A: The biggest issue is the time off from being on a field facing a pitcher who’s trying to get you out in a game environment. You can try and make practice as game-like as possible but there is no substitute for all that comes with stepping in the box in a game atmosphere
Q: When baseball does resume, will hitters have an advantage over pitchers?
A: Pitchers will have the immediate advantage since they don’t have to worry about reactionary timing.
Q: What are your thoughts on how to work with a player who continues to struggle in training camp?
A: Each hitter is different internally and externally so depending on the player’s makeup will help lead to the solution to combating struggles. The biggest thing will always be inspiring confidence.
Q: How do you work with a hitter who is very experienced?
A: Experienced players will tend to have a better understanding of a routine and an approach to their work before and during the game. Communication will be different with each guy and it’s my job to understand how each player learns and digests information.
Q: When a player attempts to change his approach and it doesn’t pan out, how do you guide him to become more successful at the plate?
A: Always starts with confidence. Without confidence you’re fighting an uphill battle. It’s very easy to forget how good you are when you aren’t having success. So how can you find confidence without immediate success? That’s the key.
Q. With regards to younger players, many of us who follow baseball have heard the term from scouts and coaches that the power in a player will eventually come. What do scouts and coaches see that the casual fan might be overlooking or failing to recognize?
A. For me it depends on each hitter because it’s not how far you can hit it. It’s about how often can you hit it far. Being able to understand and repeat good mechanics will give a hitter the best chance to have power consistently.

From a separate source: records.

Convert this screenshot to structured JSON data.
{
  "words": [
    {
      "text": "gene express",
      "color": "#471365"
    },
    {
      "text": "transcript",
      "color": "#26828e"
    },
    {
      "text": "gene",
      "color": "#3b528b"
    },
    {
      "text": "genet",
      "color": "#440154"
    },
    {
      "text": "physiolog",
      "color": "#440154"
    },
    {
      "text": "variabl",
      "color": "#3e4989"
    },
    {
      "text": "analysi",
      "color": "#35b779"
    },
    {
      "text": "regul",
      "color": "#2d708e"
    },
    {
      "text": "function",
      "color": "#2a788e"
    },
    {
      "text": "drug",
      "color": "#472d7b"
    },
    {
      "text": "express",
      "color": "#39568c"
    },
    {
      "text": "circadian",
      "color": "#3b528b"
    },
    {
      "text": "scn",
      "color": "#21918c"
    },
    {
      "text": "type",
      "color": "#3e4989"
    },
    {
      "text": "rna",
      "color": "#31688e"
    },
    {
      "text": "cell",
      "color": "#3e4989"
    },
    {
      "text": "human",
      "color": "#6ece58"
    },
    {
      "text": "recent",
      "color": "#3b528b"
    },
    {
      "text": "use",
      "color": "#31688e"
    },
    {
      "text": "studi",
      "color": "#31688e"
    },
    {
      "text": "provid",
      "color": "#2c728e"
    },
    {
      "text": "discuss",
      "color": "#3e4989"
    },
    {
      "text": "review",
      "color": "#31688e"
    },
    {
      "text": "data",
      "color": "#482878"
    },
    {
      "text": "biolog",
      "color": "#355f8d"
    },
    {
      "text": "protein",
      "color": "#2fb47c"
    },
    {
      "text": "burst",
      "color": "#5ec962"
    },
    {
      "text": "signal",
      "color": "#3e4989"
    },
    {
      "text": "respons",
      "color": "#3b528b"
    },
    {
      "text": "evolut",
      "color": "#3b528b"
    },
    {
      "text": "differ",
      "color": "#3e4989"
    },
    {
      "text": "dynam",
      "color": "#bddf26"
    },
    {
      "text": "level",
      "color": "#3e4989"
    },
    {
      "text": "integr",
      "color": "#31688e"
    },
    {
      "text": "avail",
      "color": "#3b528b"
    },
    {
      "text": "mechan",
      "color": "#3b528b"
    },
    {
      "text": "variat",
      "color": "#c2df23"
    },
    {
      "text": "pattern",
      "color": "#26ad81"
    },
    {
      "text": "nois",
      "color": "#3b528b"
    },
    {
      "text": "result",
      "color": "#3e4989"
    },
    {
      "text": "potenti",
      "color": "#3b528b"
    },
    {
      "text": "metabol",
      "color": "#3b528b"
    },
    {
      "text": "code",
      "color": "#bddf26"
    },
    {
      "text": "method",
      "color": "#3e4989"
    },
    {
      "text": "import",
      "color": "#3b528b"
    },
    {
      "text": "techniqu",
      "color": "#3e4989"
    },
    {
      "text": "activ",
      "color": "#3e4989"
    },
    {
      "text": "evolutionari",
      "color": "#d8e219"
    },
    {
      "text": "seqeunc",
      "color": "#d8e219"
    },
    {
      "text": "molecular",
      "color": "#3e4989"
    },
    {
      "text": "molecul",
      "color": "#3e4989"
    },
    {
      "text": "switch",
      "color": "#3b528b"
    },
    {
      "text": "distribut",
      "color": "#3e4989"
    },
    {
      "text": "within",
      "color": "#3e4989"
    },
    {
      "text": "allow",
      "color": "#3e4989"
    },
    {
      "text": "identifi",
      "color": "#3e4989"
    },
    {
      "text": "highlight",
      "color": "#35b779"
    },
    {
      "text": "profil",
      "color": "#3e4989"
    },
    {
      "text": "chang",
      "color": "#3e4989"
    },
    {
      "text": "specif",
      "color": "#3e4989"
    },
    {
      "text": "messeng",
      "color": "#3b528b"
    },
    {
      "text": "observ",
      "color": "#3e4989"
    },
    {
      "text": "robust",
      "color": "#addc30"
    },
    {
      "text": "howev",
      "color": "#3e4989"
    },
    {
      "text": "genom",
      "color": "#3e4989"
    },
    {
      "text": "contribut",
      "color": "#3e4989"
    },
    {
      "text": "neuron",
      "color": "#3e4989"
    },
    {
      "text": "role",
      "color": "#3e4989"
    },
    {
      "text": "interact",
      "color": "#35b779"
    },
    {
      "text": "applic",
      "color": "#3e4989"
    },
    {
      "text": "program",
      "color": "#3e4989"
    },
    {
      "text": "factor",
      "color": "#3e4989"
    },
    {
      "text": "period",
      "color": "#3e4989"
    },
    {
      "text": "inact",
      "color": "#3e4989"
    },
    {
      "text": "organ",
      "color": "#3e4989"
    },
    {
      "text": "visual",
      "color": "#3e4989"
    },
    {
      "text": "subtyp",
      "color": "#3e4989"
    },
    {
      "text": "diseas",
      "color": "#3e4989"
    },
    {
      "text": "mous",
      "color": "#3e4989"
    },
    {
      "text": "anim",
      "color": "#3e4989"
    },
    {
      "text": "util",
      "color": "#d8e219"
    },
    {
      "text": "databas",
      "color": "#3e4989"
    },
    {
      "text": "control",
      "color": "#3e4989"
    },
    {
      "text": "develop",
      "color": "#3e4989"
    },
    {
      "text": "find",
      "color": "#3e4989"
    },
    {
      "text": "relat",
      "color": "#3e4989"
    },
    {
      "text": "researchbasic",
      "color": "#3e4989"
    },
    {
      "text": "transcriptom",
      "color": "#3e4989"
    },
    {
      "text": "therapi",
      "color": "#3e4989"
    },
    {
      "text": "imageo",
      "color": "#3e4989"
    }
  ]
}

Q. Can a hitter, from all the batting practice, on-deck swings, and hitting off a tee, find themselves fatigued and a split-second late trying to hit in the later innings? Is the volume of repetitions something that you or the team will monitor?
A. Hitters can definitely find themselves over-working during the season which could fatigue them in game. It’s a good idea for hitters to develop a routine so that doesn’t happen. With that said, sometimes hitters need extra hard work to find confidence. It’s Important to find a balance as the season goes on.
Q. Are there still any corners of the teaching of hitting yet to be explored as far as technique does?
A. As far as technique goes I’ve done it all and seen it all! Haha. Video is an important part of my teaching because success leaves clues and the tape never lies. I’m big on movement technique but style is all about the hitter’s preference.
Q. The Titans have signed you to play the outfield as well as be the hitting coach. Where do you look for advice when things get tough at the plate?
A. First and foremost I have to practice what I preach so it will always be about belief in your abilities no matter the outcome. I’ll also be able to fall back on the experiences I’ve had throughout my career and also to lean on the guys in the dugout who may see something I don’t!
Q. Have you worked with manager Steve Brook before? How do you work together to get hitters out of funks?
A. Yes, Steve was my manager back in 2016 when we played in the Frontier League championship and we have always been on the same page. When working with guys who seem to be struggling, it’s about understanding why and that comes from communication and getting to know each player.